Professor Andrew Blake with John Robinson.
Professor Andrew Blake, Managing Director of Microsoft Research Cambridge, with John Robinson, Chairman of the MacRobert judging panel.

Lord Browne of Madingley, President of the Royal Academy of Engineering, presented the £50,000 award and gold medal to the Microsoft Research team at London’s Guildhall earlier this month.

The team of engineers was recognised for its work on Kinect for Xbox 360, which allows controller-free gaming. In the two months since its launch last November, Kinect has sold eight million Xbox 360s, making it the fastest selling consumer electronics device in history.
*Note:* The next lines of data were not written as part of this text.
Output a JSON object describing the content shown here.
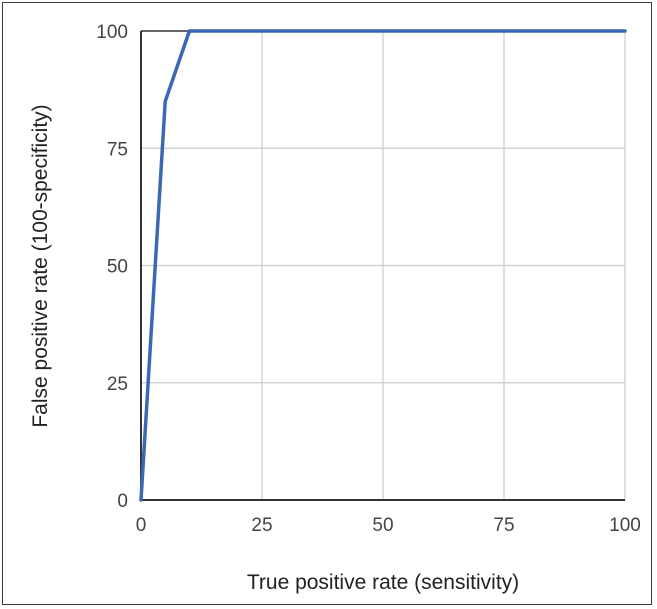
{
  "chart_data": {
    "type": "line",
    "title": "",
    "xlabel": "True positive rate (sensitivity)",
    "ylabel": "False positive rate (100-specificity)",
    "xlim": [
      0,
      100
    ],
    "ylim": [
      0,
      100
    ],
    "x_ticks": [
      "0",
      "25",
      "50",
      "75",
      "100"
    ],
    "y_ticks": [
      "0",
      "25",
      "50",
      "75",
      "100"
    ],
    "grid": true,
    "legend": "none",
    "series": [
      {
        "color": "#3c67b4",
        "points": [
          {
            "x": 0,
            "y": 0
          },
          {
            "x": 5,
            "y": 85
          },
          {
            "x": 10,
            "y": 100
          },
          {
            "x": 100,
            "y": 100
          }
        ]
      }
    ]
  }
}
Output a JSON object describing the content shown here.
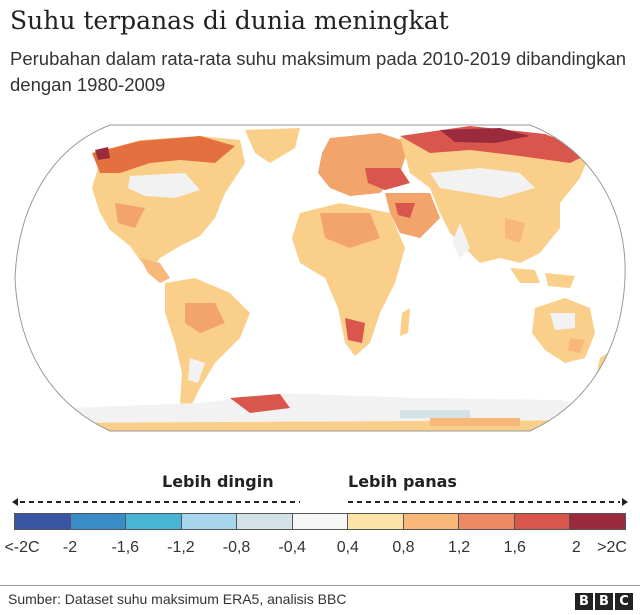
{
  "header": {
    "title": "Suhu terpanas di dunia meningkat",
    "subtitle": "Perubahan dalam rata-rata suhu maksimum pada 2010-2019 dibandingkan dengan 1980-2009"
  },
  "map": {
    "projection": "world-robinson",
    "description": "Choropleth world map of change in average maximum temperature, 2010-2019 vs 1980-2009",
    "highlights": [
      {
        "region": "Arctic Russia / Siberia",
        "level": ">2C"
      },
      {
        "region": "Alaska",
        "level": ">2C"
      },
      {
        "region": "Eastern Europe / Black Sea",
        "level": "1.6-2"
      },
      {
        "region": "Middle East",
        "level": "1.6-2"
      },
      {
        "region": "Southern Africa",
        "level": "1.6-2"
      },
      {
        "region": "Central US / Canada interior",
        "level": "-0.4-0.4"
      },
      {
        "region": "Antarctica interior",
        "level": "-0.8-0.4"
      }
    ]
  },
  "legend": {
    "cooler_label": "Lebih dingin",
    "warmer_label": "Lebih panas",
    "colors": [
      "#3a55a4",
      "#3a8cc8",
      "#46b6d4",
      "#a6d5ec",
      "#d4e1e6",
      "#f6f6f6",
      "#fbe2a6",
      "#f7b87a",
      "#ee8a63",
      "#d9564c",
      "#9a2a3c"
    ],
    "ticks": [
      "<-2C",
      "-2",
      "-1,6",
      "-1,2",
      "-0,8",
      "-0,4",
      "0,4",
      "0,8",
      "1,2",
      "1,6",
      "2",
      ">2C"
    ]
  },
  "chart_data": {
    "type": "heatmap",
    "title": "Suhu terpanas di dunia meningkat",
    "subtitle": "Perubahan dalam rata-rata suhu maksimum pada 2010-2019 dibandingkan dengan 1980-2009",
    "legend": {
      "bins": [
        "<-2",
        "-2 to -1,6",
        "-1,6 to -1,2",
        "-1,2 to -0,8",
        "-0,8 to -0,4",
        "-0,4 to 0,4",
        "0,4 to 0,8",
        "0,8 to 1,2",
        "1,2 to 1,6",
        "1,6 to 2",
        ">2"
      ],
      "unit": "C",
      "cooler": "Lebih dingin",
      "warmer": "Lebih panas"
    }
  },
  "footer": {
    "source": "Sumber: Dataset suhu maksimum ERA5, analisis BBC",
    "logo_letters": [
      "B",
      "B",
      "C"
    ]
  }
}
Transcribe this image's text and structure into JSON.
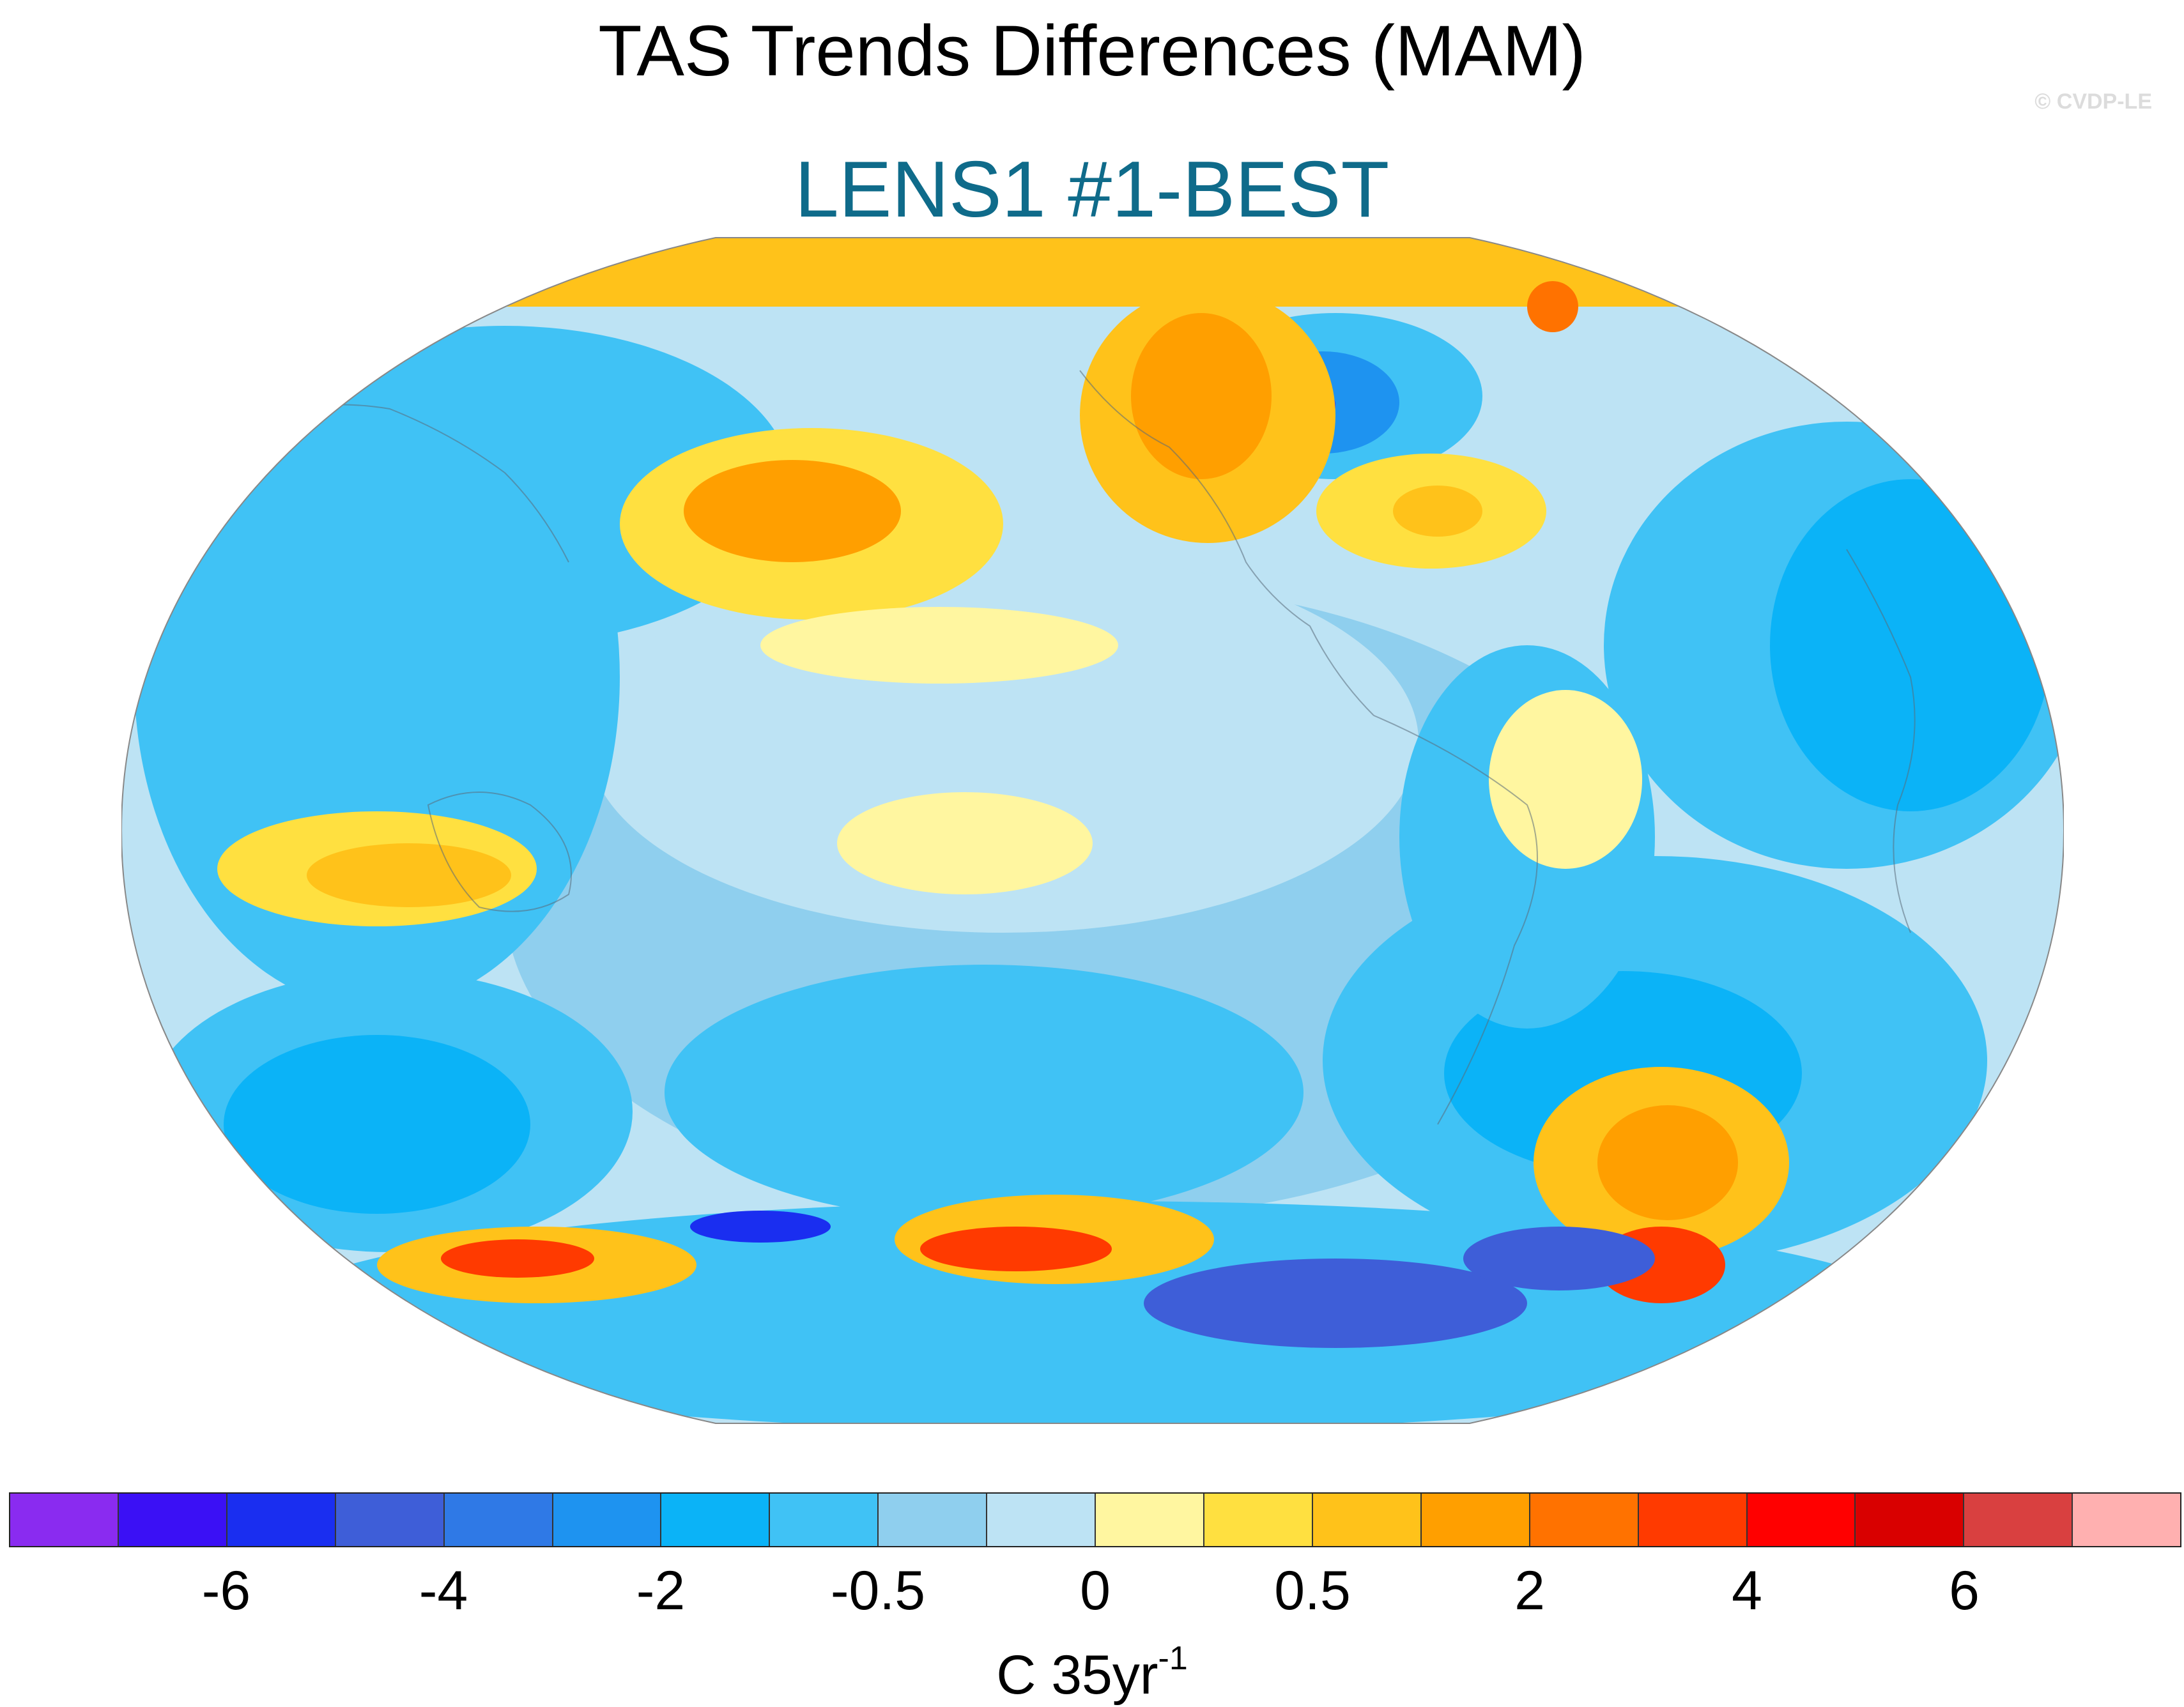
{
  "title": "TAS Trends Differences (MAM)",
  "subtitle": "LENS1 #1-BEST",
  "copyright": "© CVDP-LE",
  "subtitle_color": "#0f6b8a",
  "map": {
    "projection": "Robinson (Pacific-centered)",
    "variable": "TAS trend difference",
    "fill_style": "contoured fill with coastline overlay"
  },
  "colorbar": {
    "colors": [
      "#8a2bf0",
      "#3b10f5",
      "#1a2ef0",
      "#3e5ed8",
      "#2f79e6",
      "#1e93f0",
      "#0bb3f7",
      "#40c2f5",
      "#8fcfee",
      "#bde3f4",
      "#fff6a0",
      "#ffe040",
      "#ffc21a",
      "#ff9f00",
      "#ff7200",
      "#ff3a00",
      "#ff0000",
      "#d90000",
      "#d94040",
      "#ffb0b0"
    ],
    "ticks": [
      {
        "label": "-6",
        "value": -6
      },
      {
        "label": "-4",
        "value": -4
      },
      {
        "label": "-2",
        "value": -2
      },
      {
        "label": "-0.5",
        "value": -0.5
      },
      {
        "label": "0",
        "value": 0
      },
      {
        "label": "0.5",
        "value": 0.5
      },
      {
        "label": "2",
        "value": 2
      },
      {
        "label": "4",
        "value": 4
      },
      {
        "label": "6",
        "value": 6
      }
    ],
    "units_base": "C 35yr",
    "units_exponent": "-1"
  }
}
The world’s gamers won’t be the only ones to benefit as the scope of Kinect will broaden to include the control of computers and other machines, at a distance, by speech and by gesture.  For example, Kinect will enable surgeons to use a hands-free computer in the operating theatre.

Before Kinect, equipment for motion-capture was commercially available but required instrumentation of the moving human subject, in the form of markers placed on all body joints. Previous attempts at markerless motion capture would fail under rapid body motion, meaning an effective system was not available.

The Microsoft Research laboratory applied machine learning techniques to build a capability to analyse depth images independently. It classified pixels in each depth image as belonging to one of 31 body parts, drawing on previous work from the Cambridge laboratory on the recognition of objects in photographs.

The classifier was trained and tested using a very large database of pre-classified images, covering varied poses and body types. It was engineered so efficiently that it uses only a fraction of the total available computing capacity – essential to the practical success of Kinect.

John Robinson, Chairman of the MacRobert judging panel, said: “Professor Blake and his team have taken Kinect from a first speculative idea to a retail product in just two years and their technical knowledge and achievements are quite outstanding. This is world-beating engineering by a world-leading team based in the UK.”